今天在搜python的redis sorted set实现的时候,发现了一个名叫bisect的模块。 感觉有些意思就介绍下。
该文章写的有些乱,欢迎来喷 ! 另外文章后续不断更新中,请到原文地址查看更新。
大多数要把一组纯数字的列表有序化会直接进行sort()排序,然而有个场景,我们会往列表里不断的插入数据,那么怎么更好的维护列表的有序性? python中的bisect模块可以向列表中插入元素,同时维护列表的顺序。
bisect的实现也比较简单,大致的原理是首先使用二分查找,查找应该插入的位置,然后用list的insert方法将元素插入到指定的位置。
从理论速度来说,bisect的二分查找速度要快些,但python的sort()是c写的,而bisect排序是纯python写的扩展。
下面是python bisect的使用方法.
#blog: xiaorui.cc In [1]: import bisect In [2]: a = [3,5,6,7,9,21] #查看21应该在那个位置上 In [3]: bisect.bisect(a,22) Out[3]: 6 In [4]: bisect.bisect(a,5) Out[4]: 2 In [5]: bisect.insort(a,1) In [6]: a Out[6]: [1, 3, 5, 6, 7, 9, 21] In [7]: In [7]: bisect. bisect.bisect bisect.bisect_left bisect.bisect_right bisect.insort bisect.insort_left bisect.insort_right
bisect里就四个模块:
bisect_*的函数主要是用来查找插入的位置,insort_*函数是直接将元素放入相应的位置,完成插入。
从bisect模块的实现可以看出,bisect模块中insort函数的插入实现实际上用的就是bisect函数返回的index。
bisect函数返回的index,也可以直接用在list的insert函数中作为插入位置参数。
简单说下二分查找这个算法.
二分查找的对象是:有序数组。这点特别需要注意。要把数组排好序先。
基本步骤:
从数组的中间元素开始,如果中间元素正好是要查找的元素,则搜素过程结束;
如果某一特定元素大于或者小于中间元素,则在数组大于或小于中间元素的那一半中查找,而且跟开始一样从中间元素开始比较。
如果在某一步骤数组为空,则代表找不到。
这种搜索算法每一次比较都使搜索范围缩小一半。
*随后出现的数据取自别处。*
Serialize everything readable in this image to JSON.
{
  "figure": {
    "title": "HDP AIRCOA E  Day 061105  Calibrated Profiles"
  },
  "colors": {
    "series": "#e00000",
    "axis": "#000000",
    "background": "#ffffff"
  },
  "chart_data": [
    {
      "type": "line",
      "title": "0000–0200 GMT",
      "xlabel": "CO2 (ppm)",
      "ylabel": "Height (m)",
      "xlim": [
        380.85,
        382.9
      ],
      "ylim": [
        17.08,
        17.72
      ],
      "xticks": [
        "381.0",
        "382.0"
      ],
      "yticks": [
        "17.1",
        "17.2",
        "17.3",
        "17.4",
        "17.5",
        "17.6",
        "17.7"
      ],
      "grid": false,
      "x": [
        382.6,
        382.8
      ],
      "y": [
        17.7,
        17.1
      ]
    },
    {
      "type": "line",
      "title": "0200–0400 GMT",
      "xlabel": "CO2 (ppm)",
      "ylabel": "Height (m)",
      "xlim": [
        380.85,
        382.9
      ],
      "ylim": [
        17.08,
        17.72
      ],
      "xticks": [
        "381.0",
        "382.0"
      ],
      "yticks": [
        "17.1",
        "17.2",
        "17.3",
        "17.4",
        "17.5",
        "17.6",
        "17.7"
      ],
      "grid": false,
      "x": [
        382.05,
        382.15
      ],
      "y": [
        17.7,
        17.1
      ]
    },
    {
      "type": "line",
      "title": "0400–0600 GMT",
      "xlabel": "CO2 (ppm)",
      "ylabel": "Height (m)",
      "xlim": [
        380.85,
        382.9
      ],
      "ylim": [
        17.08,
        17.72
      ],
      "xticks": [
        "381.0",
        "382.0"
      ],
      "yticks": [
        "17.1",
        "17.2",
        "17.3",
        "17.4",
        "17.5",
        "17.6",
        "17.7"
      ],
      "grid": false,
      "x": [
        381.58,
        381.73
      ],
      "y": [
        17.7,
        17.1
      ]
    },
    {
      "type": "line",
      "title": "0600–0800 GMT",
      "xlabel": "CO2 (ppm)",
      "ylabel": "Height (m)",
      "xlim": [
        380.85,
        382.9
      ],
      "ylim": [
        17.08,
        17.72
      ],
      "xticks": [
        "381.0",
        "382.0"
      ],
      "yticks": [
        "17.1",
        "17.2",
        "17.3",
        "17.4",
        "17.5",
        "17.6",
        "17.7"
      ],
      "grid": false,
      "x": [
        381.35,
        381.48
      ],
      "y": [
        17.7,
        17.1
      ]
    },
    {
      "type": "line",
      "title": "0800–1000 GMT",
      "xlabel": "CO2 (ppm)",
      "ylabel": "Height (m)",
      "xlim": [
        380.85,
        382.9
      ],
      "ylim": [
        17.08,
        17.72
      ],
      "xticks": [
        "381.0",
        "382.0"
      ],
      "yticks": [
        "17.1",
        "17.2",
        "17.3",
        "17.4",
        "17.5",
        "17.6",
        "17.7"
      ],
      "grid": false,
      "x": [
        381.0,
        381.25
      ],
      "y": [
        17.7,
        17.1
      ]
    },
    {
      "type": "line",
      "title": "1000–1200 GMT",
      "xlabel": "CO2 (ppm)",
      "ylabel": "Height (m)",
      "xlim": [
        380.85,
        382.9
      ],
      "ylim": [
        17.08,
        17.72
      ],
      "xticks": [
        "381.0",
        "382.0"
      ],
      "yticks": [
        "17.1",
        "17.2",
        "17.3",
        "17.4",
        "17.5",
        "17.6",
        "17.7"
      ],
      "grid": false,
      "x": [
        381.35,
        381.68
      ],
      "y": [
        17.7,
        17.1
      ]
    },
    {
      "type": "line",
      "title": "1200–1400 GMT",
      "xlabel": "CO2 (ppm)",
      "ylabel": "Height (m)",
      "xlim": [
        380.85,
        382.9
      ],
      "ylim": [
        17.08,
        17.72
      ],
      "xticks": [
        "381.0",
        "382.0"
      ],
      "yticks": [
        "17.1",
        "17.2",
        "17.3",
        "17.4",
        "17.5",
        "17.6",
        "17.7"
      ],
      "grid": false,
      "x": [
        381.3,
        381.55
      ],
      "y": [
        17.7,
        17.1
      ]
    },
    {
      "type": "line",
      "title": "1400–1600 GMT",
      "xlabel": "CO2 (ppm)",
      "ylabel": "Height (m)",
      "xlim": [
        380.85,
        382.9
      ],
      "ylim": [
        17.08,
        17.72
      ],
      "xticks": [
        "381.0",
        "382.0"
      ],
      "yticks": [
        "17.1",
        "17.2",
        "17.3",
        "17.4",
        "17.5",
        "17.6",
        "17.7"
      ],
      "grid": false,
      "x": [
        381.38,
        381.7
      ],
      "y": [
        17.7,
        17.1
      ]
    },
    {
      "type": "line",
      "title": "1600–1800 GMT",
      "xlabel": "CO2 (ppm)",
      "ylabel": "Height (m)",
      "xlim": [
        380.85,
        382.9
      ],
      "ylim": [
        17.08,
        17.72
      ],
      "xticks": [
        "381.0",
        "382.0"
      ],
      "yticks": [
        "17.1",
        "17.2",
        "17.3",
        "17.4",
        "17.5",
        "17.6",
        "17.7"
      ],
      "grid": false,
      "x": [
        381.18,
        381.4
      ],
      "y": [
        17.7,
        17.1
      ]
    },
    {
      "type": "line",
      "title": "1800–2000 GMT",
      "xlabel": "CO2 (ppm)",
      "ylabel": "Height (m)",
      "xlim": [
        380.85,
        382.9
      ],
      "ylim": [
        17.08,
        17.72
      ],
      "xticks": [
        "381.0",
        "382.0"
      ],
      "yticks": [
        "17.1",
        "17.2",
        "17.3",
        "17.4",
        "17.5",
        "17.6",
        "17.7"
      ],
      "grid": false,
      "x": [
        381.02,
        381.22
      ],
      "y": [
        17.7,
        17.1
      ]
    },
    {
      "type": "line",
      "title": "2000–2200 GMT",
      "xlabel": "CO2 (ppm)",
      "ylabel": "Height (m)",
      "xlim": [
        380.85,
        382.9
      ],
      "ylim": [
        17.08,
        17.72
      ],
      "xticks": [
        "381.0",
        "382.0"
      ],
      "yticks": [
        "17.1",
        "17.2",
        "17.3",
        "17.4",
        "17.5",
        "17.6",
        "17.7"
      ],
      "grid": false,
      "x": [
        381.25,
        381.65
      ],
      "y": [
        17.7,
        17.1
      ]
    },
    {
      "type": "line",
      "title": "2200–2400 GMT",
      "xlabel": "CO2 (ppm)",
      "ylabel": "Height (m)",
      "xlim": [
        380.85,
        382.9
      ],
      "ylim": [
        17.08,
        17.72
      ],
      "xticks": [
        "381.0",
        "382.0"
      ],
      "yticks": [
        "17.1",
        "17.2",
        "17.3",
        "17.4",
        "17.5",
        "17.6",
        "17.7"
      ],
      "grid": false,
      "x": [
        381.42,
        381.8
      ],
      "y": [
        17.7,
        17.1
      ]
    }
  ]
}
时间复杂度:O(logn)
下面是bisect实现源码,你会发现他的实现太利索了.
#blog: xiaorui.cc
def insort_right(a, x, lo=0, hi=None):
"""Insert item x in list a, and keep it sorted assuming a is sorted.
If x is already in a, insert it to the right of the rightmost x.
Optional args lo (default 0) and hi (default len(a)) bound the
slice of a to be searched.
"""
if lo < 0:
raise ValueError('lo must be non-negative')
if hi is None:
hi = len(a)
while lo < hi:
mid = (lo+hi)//2
if x < a[mid]: hi = mid
else: lo = mid+1
a.insert(lo, x)
insort = insort_right # backward compatibility
def bisect_right(a, x, lo=0, hi=None):
"""Return the index where to insert item x in list a, assuming a is sorted.
The return value i is such that all e in a[:i] have e <= x, and all e in
a[i:] have e > x. So if x already appears in the list, a.insert(x) will
insert just after the rightmost x already there.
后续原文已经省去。